The spontaneous reaction of Tz/NB iEDDA click chemistry is ideal for biomedical applications owing to its specific and high reactivity under ambient conditions without the need of external stimuli. In particular, this chemistry has been applied for in vivo applications including fluorescent imaging, ligation of biomolecules, and injectable, covalently crosslinked hydrogels. Due to the fast gelation time and predictable degradation, PEGNBCA iEDDA click crosslinked hydrogels may be ideal for injectable hydrogel delivery. Due to the degrading matrix, a less degree of immune response compared to the statically stiff PEGNB hydrogels may be observed. Overall, PEGNBCA iEDDA click crosslinked hydrogels produced less of an inflammatory' response as indicated by CD45 and CD68 staining and subsequent image analysis (FIG. 34 and FIG. 35).

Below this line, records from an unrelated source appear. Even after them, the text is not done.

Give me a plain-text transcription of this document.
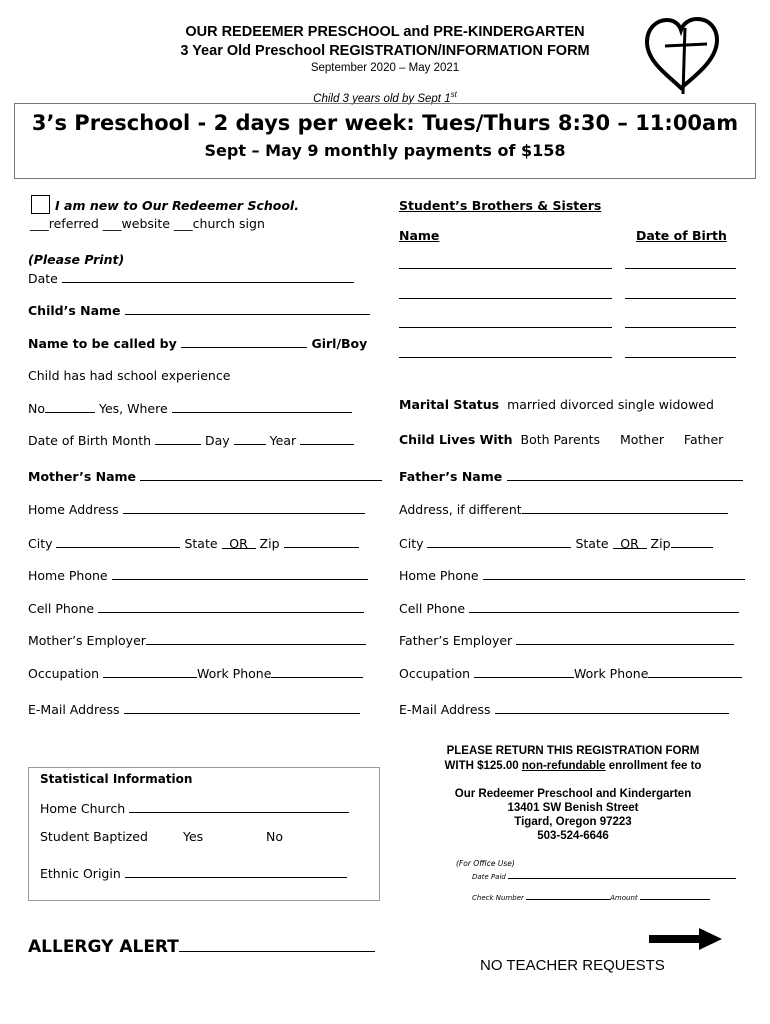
OUR REDEEMER PRESCHOOL and PRE-KINDERGARTEN
3 Year Old Preschool REGISTRATION/INFORMATION FORM
September 2020 – May 2021
Child 3 years old by Sept 1st
3’s Preschool - 2 days per week: Tues/Thurs 8:30 – 11:00am
Sept – May 9 monthly payments of $158
I am new to Our Redeemer School.
___referred ___website ___church sign
(Please Print)
Date
Child’s Name
Name to be called by	Girl/Boy
Child has had school experience
No	Yes, Where
Date of Birth Month	Day	Year
Mother’s Name
Home Address
City	State OR Zip
Home Phone
Cell Phone
Mother’s Employer
Occupation	Work Phone
E-Mail Address
Student’s Brothers & Sisters
Name	Date of Birth
Marital Status married divorced single widowed
Child Lives With Both Parents Mother Father
Father’s Name
Address, if different
City	State OR Zip
Home Phone
Cell Phone
Father’s Employer
Occupation	Work Phone
E-Mail Address
Statistical Information
Home Church
Student Baptized	Yes	No
Ethnic Origin
PLEASE RETURN THIS REGISTRATION FORM
WITH $125.00 non-refundable enrollment fee to
Our Redeemer Preschool and Kindergarten
13401 SW Benish Street
Tigard, Oregon 97223
503-524-6646
(For Office Use)
Date Paid
Check Number	Amount
ALLERGY ALERT
NO TEACHER REQUESTS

While embodiments have been disclosed hereinabove, the present invention is not limited to the disclosed embodiments. Instead, this application is intended to cover any variations, uses, or adaptations of the invention using its general principles. Further, this application is intended to cover such departures from the present disclosure as come within known or customary practice in the art to which this invention pertains and which fall within the limits of the appended claims.